Una vez que saqueó la zona por donde se movió, llevando mucho oro y plata, se volvió por el río Paraguay, por lo que al rigor natural de territorio tan hostil, que los expuso al padecimiento de hambre y sed donde la expedición fue atacada por los indígenas llamados por los guaraníes "Payaguá.

Cuando alcanzó el río Paraguay, Alejo García se estableció con las parcialidades que lo apoyaron en la expedición y envió a emisarios junto a sus compañeros que quedaron en la costa del Brasil, quienes llevaron piezas obtenidas en el saqueo como prueba de la existencia de riquezas, además de relatos impresionantes sobre la existencia de las Sierras del Plata.

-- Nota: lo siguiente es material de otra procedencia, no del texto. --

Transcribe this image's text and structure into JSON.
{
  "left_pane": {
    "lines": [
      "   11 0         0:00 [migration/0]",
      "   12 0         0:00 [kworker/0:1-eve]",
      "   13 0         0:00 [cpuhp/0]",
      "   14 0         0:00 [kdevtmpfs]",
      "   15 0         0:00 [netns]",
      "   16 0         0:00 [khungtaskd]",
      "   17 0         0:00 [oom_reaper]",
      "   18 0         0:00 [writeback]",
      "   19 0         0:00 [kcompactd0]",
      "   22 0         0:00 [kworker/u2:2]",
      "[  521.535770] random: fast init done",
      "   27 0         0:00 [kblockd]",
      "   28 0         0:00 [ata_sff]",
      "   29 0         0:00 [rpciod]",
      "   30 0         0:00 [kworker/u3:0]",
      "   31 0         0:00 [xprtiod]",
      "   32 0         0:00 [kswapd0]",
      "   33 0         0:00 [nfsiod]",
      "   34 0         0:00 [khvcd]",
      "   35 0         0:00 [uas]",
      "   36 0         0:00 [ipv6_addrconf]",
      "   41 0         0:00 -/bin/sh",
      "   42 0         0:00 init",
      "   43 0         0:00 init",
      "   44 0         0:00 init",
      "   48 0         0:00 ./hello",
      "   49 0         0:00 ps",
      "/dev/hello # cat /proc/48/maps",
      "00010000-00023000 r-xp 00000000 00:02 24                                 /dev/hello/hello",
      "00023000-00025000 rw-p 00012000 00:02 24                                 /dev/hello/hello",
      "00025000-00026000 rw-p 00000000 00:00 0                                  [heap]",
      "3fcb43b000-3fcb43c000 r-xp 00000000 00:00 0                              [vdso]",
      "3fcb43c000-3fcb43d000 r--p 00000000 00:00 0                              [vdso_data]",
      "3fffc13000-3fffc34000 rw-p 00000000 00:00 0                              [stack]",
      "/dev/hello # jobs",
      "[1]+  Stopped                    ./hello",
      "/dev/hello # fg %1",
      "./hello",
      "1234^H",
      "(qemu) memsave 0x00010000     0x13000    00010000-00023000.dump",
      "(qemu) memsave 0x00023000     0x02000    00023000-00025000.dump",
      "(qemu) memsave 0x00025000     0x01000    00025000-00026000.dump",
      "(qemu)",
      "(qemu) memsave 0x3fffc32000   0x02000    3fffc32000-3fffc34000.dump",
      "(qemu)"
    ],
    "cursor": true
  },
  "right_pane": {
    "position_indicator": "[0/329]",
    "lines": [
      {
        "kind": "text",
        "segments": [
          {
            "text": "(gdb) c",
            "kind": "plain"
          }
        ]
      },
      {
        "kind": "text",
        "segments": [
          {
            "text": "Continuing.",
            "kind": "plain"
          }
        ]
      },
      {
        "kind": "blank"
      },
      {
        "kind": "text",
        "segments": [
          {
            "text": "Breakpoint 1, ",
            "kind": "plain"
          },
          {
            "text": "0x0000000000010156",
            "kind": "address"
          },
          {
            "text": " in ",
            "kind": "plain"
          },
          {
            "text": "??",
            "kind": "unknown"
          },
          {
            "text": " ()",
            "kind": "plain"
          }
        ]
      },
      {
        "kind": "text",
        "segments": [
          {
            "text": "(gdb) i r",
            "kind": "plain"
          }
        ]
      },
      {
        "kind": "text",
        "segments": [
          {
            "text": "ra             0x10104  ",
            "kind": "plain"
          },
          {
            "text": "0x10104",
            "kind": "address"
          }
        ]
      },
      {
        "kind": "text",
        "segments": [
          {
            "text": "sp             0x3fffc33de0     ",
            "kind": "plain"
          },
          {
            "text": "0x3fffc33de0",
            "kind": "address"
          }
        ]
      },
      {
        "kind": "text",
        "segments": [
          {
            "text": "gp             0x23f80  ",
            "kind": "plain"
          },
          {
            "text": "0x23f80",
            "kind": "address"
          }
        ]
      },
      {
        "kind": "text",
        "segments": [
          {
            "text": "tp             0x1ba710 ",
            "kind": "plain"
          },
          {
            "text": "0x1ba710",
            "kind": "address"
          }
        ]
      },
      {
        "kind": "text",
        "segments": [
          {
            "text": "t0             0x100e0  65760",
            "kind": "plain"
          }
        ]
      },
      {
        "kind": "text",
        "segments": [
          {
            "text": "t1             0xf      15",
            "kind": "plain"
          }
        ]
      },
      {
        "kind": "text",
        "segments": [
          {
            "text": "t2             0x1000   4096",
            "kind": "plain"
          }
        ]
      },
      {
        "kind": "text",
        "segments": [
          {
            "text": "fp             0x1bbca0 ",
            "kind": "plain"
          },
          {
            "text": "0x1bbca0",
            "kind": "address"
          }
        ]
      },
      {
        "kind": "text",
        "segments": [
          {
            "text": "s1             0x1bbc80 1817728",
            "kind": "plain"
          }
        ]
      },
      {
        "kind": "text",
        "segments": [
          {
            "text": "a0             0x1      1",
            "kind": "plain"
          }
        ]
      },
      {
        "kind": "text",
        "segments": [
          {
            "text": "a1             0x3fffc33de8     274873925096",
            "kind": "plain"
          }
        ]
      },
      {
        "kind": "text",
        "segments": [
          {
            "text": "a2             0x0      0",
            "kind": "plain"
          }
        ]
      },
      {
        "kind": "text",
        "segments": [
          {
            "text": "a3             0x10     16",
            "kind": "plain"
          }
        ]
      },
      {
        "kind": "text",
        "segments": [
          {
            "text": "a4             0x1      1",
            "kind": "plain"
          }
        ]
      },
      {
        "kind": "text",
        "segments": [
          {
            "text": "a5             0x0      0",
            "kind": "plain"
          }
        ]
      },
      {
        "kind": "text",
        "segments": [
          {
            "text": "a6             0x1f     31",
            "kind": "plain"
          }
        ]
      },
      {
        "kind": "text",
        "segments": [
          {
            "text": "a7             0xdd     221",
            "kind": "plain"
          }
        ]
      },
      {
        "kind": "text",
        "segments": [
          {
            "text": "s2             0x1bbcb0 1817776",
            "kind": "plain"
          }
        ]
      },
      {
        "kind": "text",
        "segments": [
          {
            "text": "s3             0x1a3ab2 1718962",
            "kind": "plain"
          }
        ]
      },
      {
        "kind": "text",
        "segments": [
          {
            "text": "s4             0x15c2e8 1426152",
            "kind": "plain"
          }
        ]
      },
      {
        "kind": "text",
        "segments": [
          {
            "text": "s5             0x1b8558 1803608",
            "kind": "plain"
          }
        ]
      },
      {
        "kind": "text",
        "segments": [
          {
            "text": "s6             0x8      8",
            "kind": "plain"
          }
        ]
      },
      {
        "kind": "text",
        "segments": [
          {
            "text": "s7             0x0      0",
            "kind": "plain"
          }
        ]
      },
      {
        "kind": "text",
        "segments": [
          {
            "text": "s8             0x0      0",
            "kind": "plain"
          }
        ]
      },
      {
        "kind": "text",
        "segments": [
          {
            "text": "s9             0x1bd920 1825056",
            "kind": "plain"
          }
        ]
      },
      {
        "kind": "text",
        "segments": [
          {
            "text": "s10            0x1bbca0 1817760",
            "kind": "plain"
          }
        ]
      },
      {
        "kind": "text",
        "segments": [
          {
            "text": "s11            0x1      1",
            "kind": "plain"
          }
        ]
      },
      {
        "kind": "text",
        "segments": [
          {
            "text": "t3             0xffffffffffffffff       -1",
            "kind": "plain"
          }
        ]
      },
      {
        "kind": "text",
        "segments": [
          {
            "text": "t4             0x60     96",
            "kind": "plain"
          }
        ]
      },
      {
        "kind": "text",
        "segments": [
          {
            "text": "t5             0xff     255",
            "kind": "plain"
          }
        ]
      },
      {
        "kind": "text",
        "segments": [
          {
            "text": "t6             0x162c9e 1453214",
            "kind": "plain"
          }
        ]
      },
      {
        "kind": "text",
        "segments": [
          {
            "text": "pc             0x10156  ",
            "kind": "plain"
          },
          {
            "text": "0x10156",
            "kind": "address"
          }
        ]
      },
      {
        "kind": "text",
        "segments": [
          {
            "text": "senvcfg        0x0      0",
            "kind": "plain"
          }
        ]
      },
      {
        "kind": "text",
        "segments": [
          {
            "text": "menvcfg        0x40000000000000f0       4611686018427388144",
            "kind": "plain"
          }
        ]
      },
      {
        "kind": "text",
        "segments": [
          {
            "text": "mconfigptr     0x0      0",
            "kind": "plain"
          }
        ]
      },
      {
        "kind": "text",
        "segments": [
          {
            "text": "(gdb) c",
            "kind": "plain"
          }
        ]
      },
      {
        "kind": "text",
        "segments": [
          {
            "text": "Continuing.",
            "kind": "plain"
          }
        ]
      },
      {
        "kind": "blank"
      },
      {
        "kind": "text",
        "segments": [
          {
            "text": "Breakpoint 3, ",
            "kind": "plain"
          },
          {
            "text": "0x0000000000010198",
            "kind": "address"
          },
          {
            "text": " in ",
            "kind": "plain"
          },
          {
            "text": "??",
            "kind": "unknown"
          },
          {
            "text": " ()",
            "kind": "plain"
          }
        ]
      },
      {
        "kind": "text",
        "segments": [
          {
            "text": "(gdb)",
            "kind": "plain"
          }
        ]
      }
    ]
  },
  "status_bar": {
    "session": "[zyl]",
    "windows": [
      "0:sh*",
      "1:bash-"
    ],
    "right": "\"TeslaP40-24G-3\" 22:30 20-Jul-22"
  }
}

Alejo García, al momento que esperaba respuesta de sus compañeros, fue víctima de un grupo de indígenas que lo había acompañado en la expedición, quienes mataron a él y sus compañeros sin dejar ninguno a vida, sólo un niño hijo de García, que por ser de poca edad no lo mataron. Otra versión da cuenta de que los europeos fueron asesinados por payaguaes, con la finalidad de robarles los metales precios obtenidos en reciente expedición.

Así, Alejo García finaliza su existencia sin saber que fue el descubridor del Paraguay, por ser el primero que pisó estas tierras, en 1524.
Creo que es admirable la valentía de Alejo García que hoy, gracias a Él podemos vivir en este hermoso país.